Quarta-feira, 1 Maio

Academia Portuguesa de Cinema: nem leviandade, nem desconhecimento, mas muita ingenuidade (Opinião)

Não está em causa o facto de "Listen" ser um candidato melhor ou pior que os outros três filmes pré-selecionados, mas o ser inelegível à partida para a nomeação na categoria de Melhor Filme Internacional

Um dia depois de Ana Rocha ter dito na SIC que “Listen” não concorre ao Oscar de Melhor Filme Estrangeiro porque triunfou a matemática, num artigo publicado hoje no Jornal Público, com o título “A Febre do Ouro”, Paulo Trancoso, presidente da Academia Portuguesa de Cinema (APC), afasta o cenário de “leviandade” ou “desconhecimento das regras” na escolha daquele filme, por parte da sua instituição, como o candidato português ao Oscar de Melhor Filme Internacional.

Já ontem, num comunicado da Academia divulgado à imprensa, Trancoso dizia: “Ainda na fase de consideração de todos os filmes nacionais potencialmente elegíveis contactámos a AMPAS no sentido de obter esclarecimentos que fundamentassem a decisão de excluir ou incluir o filme de Ana Rocha de Sousa da lista de candidatos em consideração. Em resposta à APC, a AMPAS comunicou que apenas poderiam deliberar sobre a elegibilidade de um filme após o encerramento do prazo regular de submissões, existindo sempre a possibilidade de submeter um novo candidato caso o primeiro fosse rejeitado.
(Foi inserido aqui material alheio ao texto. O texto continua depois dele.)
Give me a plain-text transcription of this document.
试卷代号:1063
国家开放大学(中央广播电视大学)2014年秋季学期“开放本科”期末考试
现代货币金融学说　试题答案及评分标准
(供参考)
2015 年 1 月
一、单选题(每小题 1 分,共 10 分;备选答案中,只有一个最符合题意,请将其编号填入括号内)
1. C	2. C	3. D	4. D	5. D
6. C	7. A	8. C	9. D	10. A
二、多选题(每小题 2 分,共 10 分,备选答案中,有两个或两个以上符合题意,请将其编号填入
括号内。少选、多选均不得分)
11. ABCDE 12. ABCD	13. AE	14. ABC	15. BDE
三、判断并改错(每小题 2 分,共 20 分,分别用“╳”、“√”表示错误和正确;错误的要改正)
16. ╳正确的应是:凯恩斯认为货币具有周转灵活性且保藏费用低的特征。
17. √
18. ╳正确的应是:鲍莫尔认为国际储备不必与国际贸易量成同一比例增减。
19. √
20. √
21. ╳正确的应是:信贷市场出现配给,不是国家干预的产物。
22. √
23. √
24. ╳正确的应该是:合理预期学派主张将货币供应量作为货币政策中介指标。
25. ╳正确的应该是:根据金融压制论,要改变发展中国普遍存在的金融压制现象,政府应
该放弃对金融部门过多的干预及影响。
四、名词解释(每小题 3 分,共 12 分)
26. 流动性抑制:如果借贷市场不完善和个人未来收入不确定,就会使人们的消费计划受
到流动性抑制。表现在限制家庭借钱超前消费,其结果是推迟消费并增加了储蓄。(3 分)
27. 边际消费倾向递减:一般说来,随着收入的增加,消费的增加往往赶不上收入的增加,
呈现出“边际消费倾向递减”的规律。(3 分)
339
Atendendo ao facto de que o filme justifica o recurso à língua inglesa por retratar a história de um casal imigrante português em Londres, e que uma parte considerável do mesmo tem diálogos em português e em língua gestual, o filme foi pré-selecionado pelo comité de seleção e acabou por ser o mais votado pelos membros da APC. Sabíamos que a aceitação do filme enquanto candidato de Portugal dependeria da flexibilidade do comité internacional da AMPAS e estávamos confiantes de que o contexto particular desta candidatura justificaria a sua aceitação, mas no final isso acabou por não acontecer.

No texto do jornal Público, Trancoso menciona ainda uma eventual dificuldade no apuramento de uma métrica precisa dos diálogos de “Listen”,  afirmando que parte considerável do filme tem diálogos em português, em língua gestual e ainda mistos, nos quais ambos os idiomas se alternam. 

A verdade é que antes mesmo de existir a submissão do filme à AMPAS, quer a comissão de seleção (APC), quer a realizadora Ana Rocha, sabiam que “Listen” não era elegível, e isso foi dito por uma fonte muito próxima do processo, que não quer ser identificada, ao C7nema. Ainda assim, a APC decidiu avançar com a sua escolha, elaborando uma defesa – não diferente daquela que foi negada à Nigéria no ano passado, e ao Canadá ainda ontem – com um pedido de exceção à AMPAS. É aí que entra em cena o que Trancoso chama de “flexibilidade do comité internacional da AMPAS”.

Ora, as  regras da AMPAS na corrida ao Oscar de Melhor Filme Internacional são claras e não há abstrações: “a gravação da faixa de diálogo original, bem como a imagem completa deve ser predominantemente (mais de 50%) num idioma ou idiomas diferentes do inglês“. A métrica que Trancoso fala é complexa, mas intuitivamente todos sabíamos perfeitamente que o filme era predominantemente falado em inglês. E o C7nema pode mesmo dizer que nos 77 minutos de duração de “Listen”, apenas 32% dos diálogos não são em inglês. No fundo, temos 21 minutos de conversação inglesa e 10 minutos de diálogos que não são em inglês.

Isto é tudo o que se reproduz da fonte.